With less emphasis on per-content viewership on a subscription-based streaming service, is Solo ($394 million on a $275 million budget) worth it if a “young Lando” TV show brings new subscribers to Disney+ (or helps retention with a greater volume of Star Wars and Marvel content)? Is the theatrical failure of Macgruber, a net-positive if the decade-later Peacock show boosts subscriptions or retention? Is James Gunn’s well-liked but commercially doomed The Suicide Squad ($168 million/$185 million) a worthy investment if the Peacemaker television show boosts HBO Max in terms of subscriptions, retention and/or positive media coverage? Is giving us Denis Villeneuve’s Dune part Two even if the global grosses and related variables (like post-debut legs) wouldn’t otherwise justify it merely to create the impression of success for Diane Ademu-John’s Dune: The Sisterhood?

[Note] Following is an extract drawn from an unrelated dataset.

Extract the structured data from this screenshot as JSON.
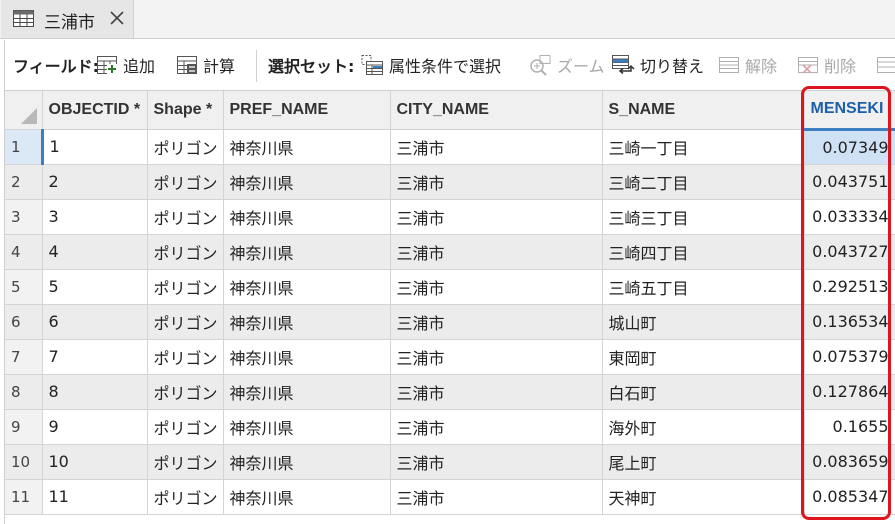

I don’t know the answers to these questions. Some television offshoots may be more successful than others. Some of this may remain hypothetical until we get more viable streaming viewership data. Maybe Occam’s Razor applies and Peacemaker will be no more successful (relatively speaking) than The Suicide Squad, or folks flocking to MacGruber would have shown up even without the 2010 feature film. Maybe the best way to gauge whether Dune is a commercial success is as “simple” as whether it makes money (or how much it loses on an understandable Covid curve) in its global theatrical run, and everything else is static. If that’s the case, well, I’m old enough to remember when The Golden Compass unofficially marked the end of New Line as an independent entity by earning $375 million on a $180 million budget.
Unless it drops like a rock next weekend and has poor HBO Max viewership, we’ll probably get a sequel. Beyond selling a narrative of success, having a full five-hour Dune movie is arguably more valuable for HBO Max and Warner Home Video than having a 2.5 hour movie that ends on a cliffhanger. Moreover, history shows (Twilight: Breaking Dawn part II, Avengers: Endgame, etc.) that if audiences show up and enjoy Dune part One, they’ll show up in bigger numbers for Dune part Two. Dune part Two also won’t be released concurrently on HBO Max in the middle of a pandemic. But that doesn’t mean it’s going to be an actual “makes money” hit, at least not by pre-Covid standards. If it’s not, then where the IP goes from here could determine if raw profitability even matters for multiplatform franchise filmmaking.